Thursday, December 2, 2010

Nanyuki Kenya- Around And Near Nanyuki Town, Pejeta Sweet Waters

Ol Pejeta Conservancy

Formerly called the sweet waters Game reserve, this impressive 97-sq-km (soon to be 300-sq-km) wildlife conservancy (adult/child US$25/13) is home of a wide variety of plains wildlife, including the big Five, massive eland antelopes and a plethora of birdlife.
There's also an important Chimpanzee sanctuary (9-9.30am - 3-4.30pm), operation by the Jane Goodall institute.

Sleeping and eating
There are two top-end accommodation options in the reserve.

Sweetwaters tented Camp (low season full board s/d US$90/180, high season US$235/310) recently purchased by Serena Hotels, this Equator-straddling place is up for some major renovations. There are currently 30 permanent tents beneath thatched roofs that sit beside a floodlit waterhole (tent numbers one and two have the best view). It has a lovely small bar and lounge where wicker abounds. Activities available include wildlife drives (US$45), walking safaris (US$21) and camel rides (US$11 per hour).

Ol Pejeta House (low season full board s/d US$10/170, high season US$270/390) once home to Lord Delamere and subsequently the holiday gateway of the now bankrupt international arms dealer Adnan Kashoggi, this house has also just been bought by Serena Hotels. Whether they'll keep Adnan's lavish decoration sand his massive 4m x 4m bed is anyone's guess. Rates include wildlife drives.

Getting there and away

You can visit the reserve independently if you have your own vehicle. Access if is off the A2 highway south out of Nanyuki. Mt Kenya safari club (p273) runs half the wildlife drives for US$55 per person (minimum 2 passengers); guests staying two or more night gets free entry to the conservancy and lunch at Sweetwater's Tented Camp.
TIMAU
This tiny town is a convenient stop between Isiolo and Nanyuki and as a couple of interesting accommodation options, offering a range of activities.

Sleeping and Eating

Timau River Lodge (off A2 Hwy; camping kshs300; cottage incl breakfast per person Kshs1400). A wonderfully offbeat place, consisting of several lovely thatched cottages of varying sizes and a well-equipped campsite with a large covered cooking area. The restaurant (meals kshs150-450) is good and it happily caters to vegetarians.

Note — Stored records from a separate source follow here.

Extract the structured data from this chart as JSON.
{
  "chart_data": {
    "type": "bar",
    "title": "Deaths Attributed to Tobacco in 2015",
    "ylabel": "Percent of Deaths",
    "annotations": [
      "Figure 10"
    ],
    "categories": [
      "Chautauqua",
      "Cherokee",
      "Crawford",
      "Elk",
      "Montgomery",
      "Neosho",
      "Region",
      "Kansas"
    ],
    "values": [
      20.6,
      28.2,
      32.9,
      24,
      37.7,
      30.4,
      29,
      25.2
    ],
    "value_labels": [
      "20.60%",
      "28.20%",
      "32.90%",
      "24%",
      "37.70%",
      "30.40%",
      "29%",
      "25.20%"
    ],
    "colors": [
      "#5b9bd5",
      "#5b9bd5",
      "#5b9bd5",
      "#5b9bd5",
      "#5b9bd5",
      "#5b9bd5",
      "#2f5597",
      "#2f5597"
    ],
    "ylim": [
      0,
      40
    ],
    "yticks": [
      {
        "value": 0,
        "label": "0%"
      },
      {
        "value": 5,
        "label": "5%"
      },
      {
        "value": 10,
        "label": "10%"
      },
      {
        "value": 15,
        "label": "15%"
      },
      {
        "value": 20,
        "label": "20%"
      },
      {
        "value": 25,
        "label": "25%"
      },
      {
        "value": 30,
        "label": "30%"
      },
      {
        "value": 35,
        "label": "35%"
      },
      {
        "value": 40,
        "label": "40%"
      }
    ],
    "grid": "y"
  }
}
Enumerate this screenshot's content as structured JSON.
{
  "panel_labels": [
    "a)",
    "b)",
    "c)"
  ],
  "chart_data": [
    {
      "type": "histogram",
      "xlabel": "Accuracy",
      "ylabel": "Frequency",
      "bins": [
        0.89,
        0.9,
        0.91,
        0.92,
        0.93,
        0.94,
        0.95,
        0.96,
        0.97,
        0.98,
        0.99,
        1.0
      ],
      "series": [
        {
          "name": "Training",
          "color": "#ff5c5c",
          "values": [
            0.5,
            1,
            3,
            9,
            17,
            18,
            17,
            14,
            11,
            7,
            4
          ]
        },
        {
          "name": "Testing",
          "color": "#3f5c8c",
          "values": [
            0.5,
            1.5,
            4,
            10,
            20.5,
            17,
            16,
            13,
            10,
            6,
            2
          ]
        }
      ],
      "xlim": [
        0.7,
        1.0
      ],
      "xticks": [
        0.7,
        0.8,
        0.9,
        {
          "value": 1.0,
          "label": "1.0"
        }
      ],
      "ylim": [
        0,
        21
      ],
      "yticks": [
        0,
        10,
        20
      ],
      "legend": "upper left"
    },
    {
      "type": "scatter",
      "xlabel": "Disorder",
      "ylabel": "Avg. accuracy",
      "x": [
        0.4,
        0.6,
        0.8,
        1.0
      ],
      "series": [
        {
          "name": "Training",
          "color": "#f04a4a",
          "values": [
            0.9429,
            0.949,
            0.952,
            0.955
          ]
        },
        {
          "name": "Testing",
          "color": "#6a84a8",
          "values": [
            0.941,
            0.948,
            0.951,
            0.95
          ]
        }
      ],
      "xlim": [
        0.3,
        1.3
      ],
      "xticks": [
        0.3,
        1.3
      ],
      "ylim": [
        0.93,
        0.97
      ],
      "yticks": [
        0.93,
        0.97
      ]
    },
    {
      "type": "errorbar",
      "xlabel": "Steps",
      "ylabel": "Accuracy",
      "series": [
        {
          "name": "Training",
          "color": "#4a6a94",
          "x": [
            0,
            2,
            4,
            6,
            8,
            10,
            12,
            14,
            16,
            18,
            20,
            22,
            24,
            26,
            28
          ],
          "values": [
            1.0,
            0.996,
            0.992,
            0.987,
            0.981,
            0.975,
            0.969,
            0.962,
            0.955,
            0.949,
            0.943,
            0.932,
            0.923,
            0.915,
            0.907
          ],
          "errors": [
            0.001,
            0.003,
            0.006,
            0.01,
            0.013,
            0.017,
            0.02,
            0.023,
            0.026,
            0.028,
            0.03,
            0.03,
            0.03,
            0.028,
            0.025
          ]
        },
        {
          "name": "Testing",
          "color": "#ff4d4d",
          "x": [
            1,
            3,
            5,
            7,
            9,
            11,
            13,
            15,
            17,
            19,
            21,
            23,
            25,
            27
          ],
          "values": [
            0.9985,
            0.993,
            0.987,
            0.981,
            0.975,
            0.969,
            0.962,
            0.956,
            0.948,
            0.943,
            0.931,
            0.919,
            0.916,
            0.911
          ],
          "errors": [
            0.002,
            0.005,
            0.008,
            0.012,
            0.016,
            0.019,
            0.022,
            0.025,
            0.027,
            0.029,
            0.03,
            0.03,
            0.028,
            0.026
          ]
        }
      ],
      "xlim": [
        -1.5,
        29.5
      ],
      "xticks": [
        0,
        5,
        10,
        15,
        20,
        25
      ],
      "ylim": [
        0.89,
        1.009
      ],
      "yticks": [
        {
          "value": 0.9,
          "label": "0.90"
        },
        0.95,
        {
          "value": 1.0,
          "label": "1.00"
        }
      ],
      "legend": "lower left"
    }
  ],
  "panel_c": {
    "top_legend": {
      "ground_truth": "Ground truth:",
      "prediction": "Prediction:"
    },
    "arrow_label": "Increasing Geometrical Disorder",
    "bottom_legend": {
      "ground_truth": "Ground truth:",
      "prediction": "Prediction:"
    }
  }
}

Besides offering all-inclusive treks (US$70 per day) up Mount Kenya on the rarely used Timau route, the lodge also offers camel treks (Ksh 850 per day), cultural visits (Kshs600 per day) and safaris to Ol Pejeta conservancy (US$68, minimum two people). There is a good chance of seeing Elephants and other wildlife.

Ken Trout Guest Cottages (off A2 Hwy; camping Kshs300, half board cottages per person Kshs 2500) this place, 3km south of Timau, is a more mainstream establishment with an excellent restaurant (meals Kshs450; 11.00am to 5.00pm). There is some very good fishing here, although you pay everything you catch. The main house (which sleeps up to eight) is rented exclusively and has old plank floors and brick fire places in most rooms. The cottages are much smaller but more cosies.

Getting there and away

Any matatu running between Nanyuki and Isiolo or Nanyuki and Meru will happily drop you in Timau or at the turn off to either sleeping options.

El Karama Ranch

About 2km to the northwest of Nanyuki, El Karama Ranch (bandas per person Kshs2500) is on the Ewaso Ngiro Riva. Although still a working ranch, wildlife conservation is paramount and the 5668-hecters play home to lions, leopards, elephants, hippos, buffalo and rare northern species like Gravy's zebras and reticulated giraffes. Billed as a 'self service camp', it's an old family-run settlers' ranch with a number of basic but comfortable riverside bandas. Seated long-drop toilets and showers are close by.

Bring everything you need, including food. Activities here include wildlife walks, horse riding and camel safaris (see http://www.horsebackinkenya.com). Let's go travel (p10) in Nairobi provides a map with directions. During the rainy season you'll need a 4WD to get here, however, as driving around the ranch is discouraged and there's little public transport, it's usually better to phone and arrange to be picked up, generally from Nanyuki.